À mon chevet is a series of posts featuring a quote from whatever book is on my nightstand at the moment.
Ah, vacation: spending time with the relatives, drinking Bell's with my brother, and reading.
Take them all away
when the telegram came that she was dying the bellglass cracked in a screech of slate pencils (have you ever never been able to sleep for a week in April?) and He met me in the grey trainshed my eyes were stinging with vermillion bronze and chromegreen inks that oozed fromt he spinning April hills His moustaches were white the tired droop of an old man's cheeks She's gone Jack grief isn't a uniform and the in the parlor the waxen odor of lilies in the parlor (He and I we must bury the uniform of grief)
then the riversmell the shimmering Potomac reaches the little choppysilver waves at Indian Head there were mockingbirds in the graveyard and the roadsides steamed with spring April enough to shock the world
-- John Dos Passos, 1919 (1931), "The Camera Eye (28)," p. 6
One part of the cross-section of American life, fictional and real, mixed together by Dos Passos is the Camera Eye sections that run throughout the U.S.A. trilogy.

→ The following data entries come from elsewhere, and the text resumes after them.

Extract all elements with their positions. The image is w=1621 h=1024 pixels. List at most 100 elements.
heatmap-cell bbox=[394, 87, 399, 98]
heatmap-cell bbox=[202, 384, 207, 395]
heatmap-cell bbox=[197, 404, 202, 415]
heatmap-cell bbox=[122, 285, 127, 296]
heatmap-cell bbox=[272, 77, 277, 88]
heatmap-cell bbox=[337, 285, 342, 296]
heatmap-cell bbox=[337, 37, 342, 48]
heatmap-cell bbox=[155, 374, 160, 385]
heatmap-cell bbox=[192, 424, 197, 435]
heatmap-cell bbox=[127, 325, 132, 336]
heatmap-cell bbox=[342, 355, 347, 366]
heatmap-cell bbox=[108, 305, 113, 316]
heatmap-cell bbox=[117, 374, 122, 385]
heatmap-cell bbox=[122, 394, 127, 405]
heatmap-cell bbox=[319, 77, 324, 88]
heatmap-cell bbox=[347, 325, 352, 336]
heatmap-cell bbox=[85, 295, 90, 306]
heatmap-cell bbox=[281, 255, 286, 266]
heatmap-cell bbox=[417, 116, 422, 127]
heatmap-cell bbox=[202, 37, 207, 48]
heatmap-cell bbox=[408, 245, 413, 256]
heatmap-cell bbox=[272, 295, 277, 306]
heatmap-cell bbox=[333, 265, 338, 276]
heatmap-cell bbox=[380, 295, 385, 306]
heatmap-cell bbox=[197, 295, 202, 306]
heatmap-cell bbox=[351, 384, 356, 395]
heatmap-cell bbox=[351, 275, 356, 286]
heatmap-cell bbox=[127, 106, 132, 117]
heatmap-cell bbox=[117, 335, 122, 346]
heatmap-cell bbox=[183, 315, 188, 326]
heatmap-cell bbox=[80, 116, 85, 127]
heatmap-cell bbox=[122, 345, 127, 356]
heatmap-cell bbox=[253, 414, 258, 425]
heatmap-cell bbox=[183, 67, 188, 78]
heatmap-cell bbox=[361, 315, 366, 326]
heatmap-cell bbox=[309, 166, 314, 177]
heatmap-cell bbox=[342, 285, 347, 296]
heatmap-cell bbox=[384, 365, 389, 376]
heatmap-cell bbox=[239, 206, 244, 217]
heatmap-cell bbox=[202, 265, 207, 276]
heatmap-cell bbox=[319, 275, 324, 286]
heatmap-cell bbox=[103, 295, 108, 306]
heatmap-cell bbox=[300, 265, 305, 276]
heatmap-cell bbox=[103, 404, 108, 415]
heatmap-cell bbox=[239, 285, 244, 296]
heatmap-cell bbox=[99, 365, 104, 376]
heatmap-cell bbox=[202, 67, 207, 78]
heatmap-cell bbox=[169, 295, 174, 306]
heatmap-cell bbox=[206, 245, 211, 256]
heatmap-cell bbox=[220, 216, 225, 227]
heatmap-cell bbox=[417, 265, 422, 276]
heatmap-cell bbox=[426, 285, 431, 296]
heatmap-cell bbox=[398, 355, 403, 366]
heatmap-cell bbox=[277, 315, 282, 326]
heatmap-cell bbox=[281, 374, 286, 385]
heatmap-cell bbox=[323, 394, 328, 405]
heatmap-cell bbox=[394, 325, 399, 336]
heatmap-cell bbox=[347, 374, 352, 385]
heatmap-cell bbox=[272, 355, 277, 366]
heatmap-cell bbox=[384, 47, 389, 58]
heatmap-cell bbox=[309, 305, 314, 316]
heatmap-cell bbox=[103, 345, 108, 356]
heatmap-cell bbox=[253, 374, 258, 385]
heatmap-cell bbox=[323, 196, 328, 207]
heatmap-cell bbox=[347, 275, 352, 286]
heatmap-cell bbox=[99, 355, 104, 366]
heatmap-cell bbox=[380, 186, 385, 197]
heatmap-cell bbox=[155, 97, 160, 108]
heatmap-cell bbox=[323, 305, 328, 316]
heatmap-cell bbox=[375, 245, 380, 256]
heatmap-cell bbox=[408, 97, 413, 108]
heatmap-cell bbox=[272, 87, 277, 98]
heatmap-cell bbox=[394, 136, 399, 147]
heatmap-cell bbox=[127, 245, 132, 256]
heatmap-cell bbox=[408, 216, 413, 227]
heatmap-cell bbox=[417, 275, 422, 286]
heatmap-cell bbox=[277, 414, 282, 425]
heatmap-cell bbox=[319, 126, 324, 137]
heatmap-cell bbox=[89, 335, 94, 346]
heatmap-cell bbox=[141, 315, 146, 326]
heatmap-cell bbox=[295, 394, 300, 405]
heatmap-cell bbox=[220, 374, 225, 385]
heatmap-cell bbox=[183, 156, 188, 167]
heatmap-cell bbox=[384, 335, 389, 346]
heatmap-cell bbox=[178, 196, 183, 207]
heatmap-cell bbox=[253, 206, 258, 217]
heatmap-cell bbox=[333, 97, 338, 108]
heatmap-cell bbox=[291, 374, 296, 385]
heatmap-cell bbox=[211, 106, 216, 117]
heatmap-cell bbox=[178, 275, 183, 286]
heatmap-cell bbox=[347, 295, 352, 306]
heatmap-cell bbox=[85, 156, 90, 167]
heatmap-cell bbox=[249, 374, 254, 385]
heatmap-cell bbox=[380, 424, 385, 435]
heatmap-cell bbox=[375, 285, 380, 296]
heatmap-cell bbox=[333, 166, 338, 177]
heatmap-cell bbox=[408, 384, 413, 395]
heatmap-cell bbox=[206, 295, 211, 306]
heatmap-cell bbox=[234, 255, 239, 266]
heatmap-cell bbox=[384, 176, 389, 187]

These are autobiographical remembrances, in a stream of consciousness style, culled from the author's experiences living all over the world. The second paragraph quoted here contains one of many references to his time living in the Washington area. If you go down the Potomac River past Mount Vernon, you will see the picturesque peninsula known as Indian Head, in Charles County, Md. At the time of this novel's action, it was still very rustic, a few houses next to the U.S. Navy's proving ground (now the Naval Surface Warfare Center). I have no idea about the quotation that begins this excerpt, if it comes from a poem or a song. Some band named Madagascar has apparently used those words as the title of a song, on their album Forced March.